CARE home workers and their families are twice as likely to live in poverty as the average employee, a Health Foundation report revealed today.

The foundation found that one in five residential care workers lives in poverty, and more than one in 10 experience food insecurity.

It noted that 80 per cent of jobs in Britain paid more than the average care worker wage of £12 an hour in 2024.

The charity estimated that increasing wages to the level of clinical support workers in the NHS would significantly reduce poverty, resulting in an average 6.6 per cent rise in household income.

Health Secretary Wes Streeting said earlier this month he would “shortly be setting out how we will deliver the first ever fair pay agreements for the care workforce.”

The spending review allocated an extra £4 billion for adult social care in 2028-29, but the Health Foundation warned that’s unlikely to cover growing demand or raise care workers’ pay meaningfully.

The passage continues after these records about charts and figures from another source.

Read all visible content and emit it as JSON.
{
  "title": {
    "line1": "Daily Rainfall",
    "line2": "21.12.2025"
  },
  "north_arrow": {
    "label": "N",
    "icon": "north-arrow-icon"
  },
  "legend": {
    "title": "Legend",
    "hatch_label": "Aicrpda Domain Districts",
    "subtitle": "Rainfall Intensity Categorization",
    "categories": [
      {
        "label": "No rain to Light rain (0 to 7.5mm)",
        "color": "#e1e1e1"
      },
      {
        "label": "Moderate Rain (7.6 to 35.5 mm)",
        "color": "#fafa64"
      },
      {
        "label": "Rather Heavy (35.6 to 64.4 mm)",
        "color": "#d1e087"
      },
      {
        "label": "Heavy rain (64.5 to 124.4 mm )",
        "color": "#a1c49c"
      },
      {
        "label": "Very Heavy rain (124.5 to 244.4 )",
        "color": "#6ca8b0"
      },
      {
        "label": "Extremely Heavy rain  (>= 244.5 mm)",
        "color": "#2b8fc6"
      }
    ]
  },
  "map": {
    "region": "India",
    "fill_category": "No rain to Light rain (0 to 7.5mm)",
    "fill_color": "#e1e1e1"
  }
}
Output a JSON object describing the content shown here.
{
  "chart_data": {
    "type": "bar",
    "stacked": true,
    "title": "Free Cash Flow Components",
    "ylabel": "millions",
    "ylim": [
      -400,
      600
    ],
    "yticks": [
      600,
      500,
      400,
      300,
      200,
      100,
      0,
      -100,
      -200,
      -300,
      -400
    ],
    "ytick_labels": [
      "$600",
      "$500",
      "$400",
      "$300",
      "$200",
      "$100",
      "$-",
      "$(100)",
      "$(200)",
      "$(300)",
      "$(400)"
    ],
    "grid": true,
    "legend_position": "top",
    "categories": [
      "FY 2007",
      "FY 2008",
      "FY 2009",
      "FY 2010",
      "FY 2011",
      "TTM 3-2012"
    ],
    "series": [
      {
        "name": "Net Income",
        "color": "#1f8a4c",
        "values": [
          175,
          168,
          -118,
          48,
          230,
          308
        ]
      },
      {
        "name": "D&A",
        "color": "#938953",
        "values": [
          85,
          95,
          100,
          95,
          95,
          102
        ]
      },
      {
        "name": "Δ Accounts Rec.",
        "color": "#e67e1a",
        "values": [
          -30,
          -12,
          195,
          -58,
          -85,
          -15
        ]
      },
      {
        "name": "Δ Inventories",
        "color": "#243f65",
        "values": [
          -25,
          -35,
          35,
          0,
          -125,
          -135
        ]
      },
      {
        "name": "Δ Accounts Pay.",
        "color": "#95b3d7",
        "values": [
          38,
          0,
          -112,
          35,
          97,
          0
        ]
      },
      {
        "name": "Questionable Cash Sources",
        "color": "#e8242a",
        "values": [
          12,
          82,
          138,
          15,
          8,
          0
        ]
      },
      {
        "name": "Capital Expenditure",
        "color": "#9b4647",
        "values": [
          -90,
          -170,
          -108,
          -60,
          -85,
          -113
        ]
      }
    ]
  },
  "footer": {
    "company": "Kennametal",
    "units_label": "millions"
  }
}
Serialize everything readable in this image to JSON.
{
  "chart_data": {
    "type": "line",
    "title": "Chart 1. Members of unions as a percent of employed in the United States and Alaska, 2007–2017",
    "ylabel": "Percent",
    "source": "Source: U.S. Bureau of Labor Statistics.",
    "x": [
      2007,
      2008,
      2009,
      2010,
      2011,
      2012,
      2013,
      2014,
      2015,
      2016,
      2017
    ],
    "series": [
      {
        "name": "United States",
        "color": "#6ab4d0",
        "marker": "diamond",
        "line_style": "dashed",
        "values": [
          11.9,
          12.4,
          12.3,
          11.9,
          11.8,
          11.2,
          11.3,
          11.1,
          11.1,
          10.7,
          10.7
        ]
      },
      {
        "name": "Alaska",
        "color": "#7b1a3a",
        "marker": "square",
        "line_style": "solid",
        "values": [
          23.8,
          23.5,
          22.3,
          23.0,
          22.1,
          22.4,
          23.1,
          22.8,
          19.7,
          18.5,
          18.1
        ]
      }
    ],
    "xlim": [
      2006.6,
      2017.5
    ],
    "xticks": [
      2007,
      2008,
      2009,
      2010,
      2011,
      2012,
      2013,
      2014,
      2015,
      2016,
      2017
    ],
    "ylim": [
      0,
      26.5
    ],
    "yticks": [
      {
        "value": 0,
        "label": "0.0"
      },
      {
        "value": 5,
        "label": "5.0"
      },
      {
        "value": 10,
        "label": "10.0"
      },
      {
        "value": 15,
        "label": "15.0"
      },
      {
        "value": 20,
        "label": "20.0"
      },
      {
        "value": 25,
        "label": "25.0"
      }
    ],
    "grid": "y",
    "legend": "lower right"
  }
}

Health union Unison general secretary Christina McAnea said: “Until wages go up, the sector won’t be able to recruit the staff needed and gaps in the workforce will only increase as the UK’s population ages. 

“By finding the funding for a fair pay agreement that should see care workers rewarded properly, the government will be showing it’s serious about transforming the crisis-ridden sector.”

A government spokesperson stated that Labour has launched the first ever Fair Pay Agreement for carers, increased the National Living Wage, and delivered the biggest ever rise in the Carer’s Allowance earnings threshold.

“We have also launched an independent review into social care to build a National Care Service, which will also look at how we can improve working conditions and retention,” they said.